In its statement New Zealand reminded PrepCom delegates that the obligation to achieve “progressively full nuclear disarmament” was not included in the first drafts of the NPT but inserted at a later point in the negotiations at the insistence of a number of states, becoming a “pivotal draw card” that facilitated their voting in favour of the Treaty in the UN General Assembly, under the belief that this would happen.

It was a clever ruse, but the jig is up. Dozens of countries and numerous civil society organisations called out the nuclear development and modernisation programmes of the NPT nuclear-armed states parties for being incompatible with their NPT disarmament obligations. While this condemnation is not by any means new in the context of pillar one discussions, the pace and scale of such programmes has sparked greater criticism particularly given the context of heightened nuclear posturing, public highlighting of planned new nuclear capabilities, and little to no pretense of intending to disarm.
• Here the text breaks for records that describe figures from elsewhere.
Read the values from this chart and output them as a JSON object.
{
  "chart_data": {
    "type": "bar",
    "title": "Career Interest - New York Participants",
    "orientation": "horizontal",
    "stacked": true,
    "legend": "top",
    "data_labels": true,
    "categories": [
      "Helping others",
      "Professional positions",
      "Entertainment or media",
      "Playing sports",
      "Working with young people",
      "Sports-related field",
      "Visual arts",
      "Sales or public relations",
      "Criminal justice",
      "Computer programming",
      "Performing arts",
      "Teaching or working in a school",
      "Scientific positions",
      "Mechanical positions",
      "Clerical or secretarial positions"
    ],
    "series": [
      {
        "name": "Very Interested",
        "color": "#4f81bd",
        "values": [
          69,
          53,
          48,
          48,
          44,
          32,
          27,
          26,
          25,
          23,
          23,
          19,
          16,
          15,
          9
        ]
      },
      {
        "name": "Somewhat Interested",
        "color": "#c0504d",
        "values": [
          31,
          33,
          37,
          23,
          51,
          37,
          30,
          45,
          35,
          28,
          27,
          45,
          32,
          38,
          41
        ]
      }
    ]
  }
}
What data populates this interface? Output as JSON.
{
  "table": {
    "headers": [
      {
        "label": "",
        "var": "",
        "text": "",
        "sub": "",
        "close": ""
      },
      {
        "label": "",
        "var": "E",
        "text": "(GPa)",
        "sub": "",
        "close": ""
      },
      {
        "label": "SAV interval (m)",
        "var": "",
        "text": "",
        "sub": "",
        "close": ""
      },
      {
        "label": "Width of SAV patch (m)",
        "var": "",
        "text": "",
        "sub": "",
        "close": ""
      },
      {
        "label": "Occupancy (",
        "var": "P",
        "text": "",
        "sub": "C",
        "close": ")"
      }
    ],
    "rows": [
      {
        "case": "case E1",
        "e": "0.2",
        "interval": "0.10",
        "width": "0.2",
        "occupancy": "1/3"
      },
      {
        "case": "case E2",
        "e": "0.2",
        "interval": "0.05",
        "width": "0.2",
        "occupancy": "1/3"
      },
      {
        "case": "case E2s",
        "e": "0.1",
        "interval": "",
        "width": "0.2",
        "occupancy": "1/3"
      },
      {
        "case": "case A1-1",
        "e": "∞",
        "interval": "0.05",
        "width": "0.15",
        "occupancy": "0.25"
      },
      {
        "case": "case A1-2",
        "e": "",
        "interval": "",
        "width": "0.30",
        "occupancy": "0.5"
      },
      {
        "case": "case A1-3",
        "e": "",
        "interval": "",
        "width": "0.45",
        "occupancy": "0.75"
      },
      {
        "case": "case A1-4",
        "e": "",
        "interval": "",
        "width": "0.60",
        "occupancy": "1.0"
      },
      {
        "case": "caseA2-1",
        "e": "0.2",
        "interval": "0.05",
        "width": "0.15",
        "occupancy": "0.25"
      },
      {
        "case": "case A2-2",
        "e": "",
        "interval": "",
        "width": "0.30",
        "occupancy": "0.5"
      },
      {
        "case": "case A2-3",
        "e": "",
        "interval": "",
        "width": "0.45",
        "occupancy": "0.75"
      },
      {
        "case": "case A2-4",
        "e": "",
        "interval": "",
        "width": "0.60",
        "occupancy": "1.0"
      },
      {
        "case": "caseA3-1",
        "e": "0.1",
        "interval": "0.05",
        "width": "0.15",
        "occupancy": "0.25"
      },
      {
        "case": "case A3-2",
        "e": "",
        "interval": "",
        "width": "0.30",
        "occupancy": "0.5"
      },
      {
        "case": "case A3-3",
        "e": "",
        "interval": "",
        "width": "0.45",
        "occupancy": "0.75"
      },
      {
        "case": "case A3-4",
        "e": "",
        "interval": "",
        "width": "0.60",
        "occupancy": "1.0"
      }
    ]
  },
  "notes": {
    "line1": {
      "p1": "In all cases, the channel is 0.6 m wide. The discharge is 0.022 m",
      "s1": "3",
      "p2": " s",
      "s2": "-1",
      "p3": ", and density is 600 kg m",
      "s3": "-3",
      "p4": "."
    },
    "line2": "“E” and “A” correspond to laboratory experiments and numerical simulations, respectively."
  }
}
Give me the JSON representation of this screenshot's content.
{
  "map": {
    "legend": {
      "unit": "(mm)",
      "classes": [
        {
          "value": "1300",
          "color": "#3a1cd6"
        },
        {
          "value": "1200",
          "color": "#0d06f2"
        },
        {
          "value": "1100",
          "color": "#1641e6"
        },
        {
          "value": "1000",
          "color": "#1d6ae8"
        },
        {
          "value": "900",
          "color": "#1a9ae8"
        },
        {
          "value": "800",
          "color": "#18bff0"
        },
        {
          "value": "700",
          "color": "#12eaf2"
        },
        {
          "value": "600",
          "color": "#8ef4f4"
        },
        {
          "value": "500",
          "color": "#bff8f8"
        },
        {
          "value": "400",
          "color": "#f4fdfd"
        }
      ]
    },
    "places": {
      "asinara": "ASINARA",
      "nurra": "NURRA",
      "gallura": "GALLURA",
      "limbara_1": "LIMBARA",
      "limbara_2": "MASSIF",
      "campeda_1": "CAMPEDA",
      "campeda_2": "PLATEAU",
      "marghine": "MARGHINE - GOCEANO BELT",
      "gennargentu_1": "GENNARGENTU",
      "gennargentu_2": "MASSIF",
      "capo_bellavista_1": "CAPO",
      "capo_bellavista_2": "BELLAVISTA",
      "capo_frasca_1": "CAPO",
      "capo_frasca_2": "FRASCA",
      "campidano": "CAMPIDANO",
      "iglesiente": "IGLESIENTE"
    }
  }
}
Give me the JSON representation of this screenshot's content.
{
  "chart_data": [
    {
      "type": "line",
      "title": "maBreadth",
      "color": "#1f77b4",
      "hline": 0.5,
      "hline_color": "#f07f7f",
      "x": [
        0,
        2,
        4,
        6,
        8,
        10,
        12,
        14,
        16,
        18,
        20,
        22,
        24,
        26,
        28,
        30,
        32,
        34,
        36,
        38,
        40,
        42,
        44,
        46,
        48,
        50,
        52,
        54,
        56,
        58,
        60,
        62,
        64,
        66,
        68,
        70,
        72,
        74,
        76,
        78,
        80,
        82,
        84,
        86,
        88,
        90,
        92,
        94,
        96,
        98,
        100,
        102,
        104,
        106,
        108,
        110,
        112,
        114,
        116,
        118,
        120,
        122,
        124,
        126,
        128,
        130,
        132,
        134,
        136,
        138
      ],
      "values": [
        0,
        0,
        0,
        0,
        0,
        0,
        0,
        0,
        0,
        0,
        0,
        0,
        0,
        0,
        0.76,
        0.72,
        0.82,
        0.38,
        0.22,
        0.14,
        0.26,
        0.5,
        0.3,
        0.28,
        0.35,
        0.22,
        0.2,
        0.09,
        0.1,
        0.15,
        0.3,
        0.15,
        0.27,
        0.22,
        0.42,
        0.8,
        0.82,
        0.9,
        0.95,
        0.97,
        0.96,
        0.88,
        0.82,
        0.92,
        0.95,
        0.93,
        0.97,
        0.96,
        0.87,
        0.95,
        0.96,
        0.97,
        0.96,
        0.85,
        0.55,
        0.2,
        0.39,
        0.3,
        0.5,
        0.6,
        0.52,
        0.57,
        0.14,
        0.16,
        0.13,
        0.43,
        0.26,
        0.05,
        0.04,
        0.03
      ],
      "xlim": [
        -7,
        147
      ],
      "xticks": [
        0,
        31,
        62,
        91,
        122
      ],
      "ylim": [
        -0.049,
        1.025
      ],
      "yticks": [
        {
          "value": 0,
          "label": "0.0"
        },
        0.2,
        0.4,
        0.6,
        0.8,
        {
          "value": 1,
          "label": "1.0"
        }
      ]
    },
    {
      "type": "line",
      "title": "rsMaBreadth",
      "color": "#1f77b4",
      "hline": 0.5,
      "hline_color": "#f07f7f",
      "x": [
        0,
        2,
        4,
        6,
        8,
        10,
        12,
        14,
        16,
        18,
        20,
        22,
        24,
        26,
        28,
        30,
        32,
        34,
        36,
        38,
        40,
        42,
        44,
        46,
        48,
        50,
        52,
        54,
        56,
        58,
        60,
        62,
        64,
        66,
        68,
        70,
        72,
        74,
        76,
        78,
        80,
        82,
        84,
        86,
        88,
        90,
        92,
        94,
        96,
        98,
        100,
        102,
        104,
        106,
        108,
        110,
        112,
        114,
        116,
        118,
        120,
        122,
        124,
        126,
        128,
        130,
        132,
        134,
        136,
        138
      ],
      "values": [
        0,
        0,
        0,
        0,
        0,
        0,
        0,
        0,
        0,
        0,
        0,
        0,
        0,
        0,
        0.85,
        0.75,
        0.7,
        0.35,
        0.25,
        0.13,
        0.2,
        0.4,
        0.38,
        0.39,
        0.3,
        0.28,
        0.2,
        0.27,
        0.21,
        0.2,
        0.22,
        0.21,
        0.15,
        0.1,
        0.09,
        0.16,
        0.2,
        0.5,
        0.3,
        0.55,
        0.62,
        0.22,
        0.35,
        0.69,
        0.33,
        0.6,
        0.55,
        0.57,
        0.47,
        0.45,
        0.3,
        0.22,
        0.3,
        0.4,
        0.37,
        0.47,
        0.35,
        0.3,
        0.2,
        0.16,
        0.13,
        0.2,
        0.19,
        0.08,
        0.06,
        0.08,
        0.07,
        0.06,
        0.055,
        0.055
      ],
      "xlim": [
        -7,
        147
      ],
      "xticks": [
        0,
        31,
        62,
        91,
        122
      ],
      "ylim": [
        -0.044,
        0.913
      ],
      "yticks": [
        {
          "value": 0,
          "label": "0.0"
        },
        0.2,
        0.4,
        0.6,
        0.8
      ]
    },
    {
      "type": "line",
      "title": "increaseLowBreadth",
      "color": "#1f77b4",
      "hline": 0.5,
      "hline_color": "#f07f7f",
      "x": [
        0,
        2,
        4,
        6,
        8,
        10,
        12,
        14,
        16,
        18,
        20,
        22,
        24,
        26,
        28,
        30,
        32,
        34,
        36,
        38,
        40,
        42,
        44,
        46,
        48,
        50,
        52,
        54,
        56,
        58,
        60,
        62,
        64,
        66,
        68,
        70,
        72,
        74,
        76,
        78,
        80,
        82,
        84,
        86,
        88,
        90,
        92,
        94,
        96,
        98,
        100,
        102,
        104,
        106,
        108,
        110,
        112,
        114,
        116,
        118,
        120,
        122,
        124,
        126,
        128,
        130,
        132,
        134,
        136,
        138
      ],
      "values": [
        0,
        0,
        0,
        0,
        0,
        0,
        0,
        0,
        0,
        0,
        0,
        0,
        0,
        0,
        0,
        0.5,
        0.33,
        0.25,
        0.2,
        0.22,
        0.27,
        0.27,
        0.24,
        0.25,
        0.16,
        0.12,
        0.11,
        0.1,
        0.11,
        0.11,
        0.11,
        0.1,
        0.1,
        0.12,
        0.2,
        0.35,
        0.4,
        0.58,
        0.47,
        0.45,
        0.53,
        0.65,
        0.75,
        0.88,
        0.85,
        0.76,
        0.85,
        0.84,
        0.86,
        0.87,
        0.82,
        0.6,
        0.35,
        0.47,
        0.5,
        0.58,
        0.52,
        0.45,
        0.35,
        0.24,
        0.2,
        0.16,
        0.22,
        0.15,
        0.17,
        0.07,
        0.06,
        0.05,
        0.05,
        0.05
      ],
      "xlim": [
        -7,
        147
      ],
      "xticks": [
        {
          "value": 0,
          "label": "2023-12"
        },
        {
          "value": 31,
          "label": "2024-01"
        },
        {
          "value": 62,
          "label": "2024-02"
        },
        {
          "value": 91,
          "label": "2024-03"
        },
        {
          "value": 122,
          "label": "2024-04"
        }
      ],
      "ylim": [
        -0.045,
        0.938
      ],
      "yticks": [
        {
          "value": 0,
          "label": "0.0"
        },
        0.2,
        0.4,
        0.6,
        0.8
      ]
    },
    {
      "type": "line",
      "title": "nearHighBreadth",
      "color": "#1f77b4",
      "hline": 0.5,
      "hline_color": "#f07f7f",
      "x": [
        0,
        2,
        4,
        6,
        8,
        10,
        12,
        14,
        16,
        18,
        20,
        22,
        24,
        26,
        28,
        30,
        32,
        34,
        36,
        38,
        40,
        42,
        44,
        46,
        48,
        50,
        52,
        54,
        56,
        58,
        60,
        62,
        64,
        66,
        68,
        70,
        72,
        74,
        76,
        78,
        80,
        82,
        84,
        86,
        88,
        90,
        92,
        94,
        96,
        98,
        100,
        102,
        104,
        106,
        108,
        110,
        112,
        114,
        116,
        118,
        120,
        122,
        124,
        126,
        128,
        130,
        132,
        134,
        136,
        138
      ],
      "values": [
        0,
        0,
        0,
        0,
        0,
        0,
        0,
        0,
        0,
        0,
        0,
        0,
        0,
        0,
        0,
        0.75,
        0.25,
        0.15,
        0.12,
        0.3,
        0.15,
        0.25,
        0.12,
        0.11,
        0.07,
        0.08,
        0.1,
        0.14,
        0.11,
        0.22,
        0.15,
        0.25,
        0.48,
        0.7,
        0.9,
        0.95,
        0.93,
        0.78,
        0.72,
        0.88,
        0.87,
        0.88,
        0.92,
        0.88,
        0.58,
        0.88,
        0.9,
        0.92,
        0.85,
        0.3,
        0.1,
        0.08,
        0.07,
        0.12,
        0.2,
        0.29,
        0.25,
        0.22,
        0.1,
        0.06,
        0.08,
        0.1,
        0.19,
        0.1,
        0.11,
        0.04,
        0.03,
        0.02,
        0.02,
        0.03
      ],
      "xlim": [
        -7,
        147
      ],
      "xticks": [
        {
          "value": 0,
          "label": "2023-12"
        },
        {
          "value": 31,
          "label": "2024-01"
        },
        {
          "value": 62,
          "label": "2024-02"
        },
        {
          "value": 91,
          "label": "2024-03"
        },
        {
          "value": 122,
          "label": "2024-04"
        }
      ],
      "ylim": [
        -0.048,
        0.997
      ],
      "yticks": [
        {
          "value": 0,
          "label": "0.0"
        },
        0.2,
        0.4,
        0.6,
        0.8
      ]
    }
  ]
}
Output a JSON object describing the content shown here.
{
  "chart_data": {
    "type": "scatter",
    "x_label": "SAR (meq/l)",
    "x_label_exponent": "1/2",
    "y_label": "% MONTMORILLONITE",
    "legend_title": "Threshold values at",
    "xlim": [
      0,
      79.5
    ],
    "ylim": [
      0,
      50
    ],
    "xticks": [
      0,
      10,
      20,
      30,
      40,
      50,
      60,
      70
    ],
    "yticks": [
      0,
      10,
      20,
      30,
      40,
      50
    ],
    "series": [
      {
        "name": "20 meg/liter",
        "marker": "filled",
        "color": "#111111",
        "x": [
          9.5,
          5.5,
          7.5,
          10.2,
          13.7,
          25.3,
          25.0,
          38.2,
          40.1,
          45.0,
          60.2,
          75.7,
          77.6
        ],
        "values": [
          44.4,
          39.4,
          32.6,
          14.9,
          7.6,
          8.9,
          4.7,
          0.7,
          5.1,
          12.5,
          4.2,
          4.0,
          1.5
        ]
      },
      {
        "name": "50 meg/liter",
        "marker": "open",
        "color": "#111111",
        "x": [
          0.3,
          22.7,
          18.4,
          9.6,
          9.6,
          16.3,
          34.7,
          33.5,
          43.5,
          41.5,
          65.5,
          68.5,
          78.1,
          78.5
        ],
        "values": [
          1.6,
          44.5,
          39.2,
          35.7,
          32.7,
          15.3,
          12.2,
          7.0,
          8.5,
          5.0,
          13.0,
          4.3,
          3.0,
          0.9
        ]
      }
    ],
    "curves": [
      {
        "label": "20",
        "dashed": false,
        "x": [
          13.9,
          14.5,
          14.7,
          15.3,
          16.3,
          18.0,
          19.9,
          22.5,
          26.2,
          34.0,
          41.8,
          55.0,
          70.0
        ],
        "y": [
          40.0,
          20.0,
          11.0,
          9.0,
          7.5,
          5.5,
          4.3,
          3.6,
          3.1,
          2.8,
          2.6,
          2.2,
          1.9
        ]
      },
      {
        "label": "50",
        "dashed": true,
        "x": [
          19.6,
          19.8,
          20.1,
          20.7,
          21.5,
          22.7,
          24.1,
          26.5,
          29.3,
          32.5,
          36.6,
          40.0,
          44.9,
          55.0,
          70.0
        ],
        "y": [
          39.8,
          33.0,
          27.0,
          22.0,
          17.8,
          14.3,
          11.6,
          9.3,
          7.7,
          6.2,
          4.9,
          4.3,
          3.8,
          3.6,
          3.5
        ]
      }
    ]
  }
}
The United Kingdom was quite clear in stating that to abandon its nuclear deterrent unilaterally would undermine its security, and that of all states, and not make anyone safer. While the United States has utilised a variety of window-dressing exercises this week to assure its fellow states parties that the policies and intentions contained in its 2018 Nuclear Posture Review are in keeping with its NPT obligations, it defended the necessity of its weapons for global security. All nuclear-armed states parties are using the current “security environment” as an excuse for retaining their nuclear weapons, a point refuted by other states parties for its hollowness. “The global security situation can not justify the lack of progress in nuclear disarmament,” noted Mexico. “On the contrary, the context that we currently face reinforces the need for urgent actions to guarantee the elimination of this type of armament.”

 Sometimes, the nuclear-armed states called each other out; the actions of one seen as a threat or affront to another that is provoking responses in kind, creating a “combustible mix” in the words of one civil society representative.  As described by the International Committee of the Red Cross (ICRC), “The existence of nuclear weapons and the "security" benefits attributed to them are root causes of the tensions themselves.” The increasingly vitriolic and accusatory rights of reply that have occurred at the end of each meeting this week are rare in the content of NPT conferences and expose the divisions and tensions between certain states, which are the true fault lines running beneath the NPT.

Frustration is rife in any discussion about security assurances, which formed an area of special focus in cluster one talks. It is evident that these assurances are not in themselves desirable but are the least that non-nuclear armed states should receive in return for their cooperation; an interim step in the so-called “step by step” process so valued by the nuclear-armed and their allies. “A call for negative security assurances should not be perceived as any sort of recognition for the continued possession of nuclear weapon,” noted South Africa, a point supplemented by Brazil when it stated that, “A treaty on negative security assurances is in principle a step in the right direction…but will not and cannot obfuscate the fact that the possession, use and threat of use of nuclear weapons shall continue to be considered a violation of international law, particularly of international humanitarian law, the international law of human rights, and now of the Treaty on the Prohibition of Nuclear Weapons.”

Shortly before this edition was distributed, the leaders of two Koreas met for the third Inter-Korean Summit, which constitutes a massive diplomatic step forward. Cautious optimism is still needed however, as much remains to be seen. It can be anticipated that this might be referenced in cluster two discussions on non-proliferation, in the context of the North Korean nuclear weapons programme. The cessation of its programme is important and necessary for many reasons but should not take precedence over the disarmament obligations of nuclear-armed states or reinforce the two-tiered system and related notion of responsible nuclear-weapon possession.  In the words of Costa Rica, “The obligation to disarm is not optional or conditional.”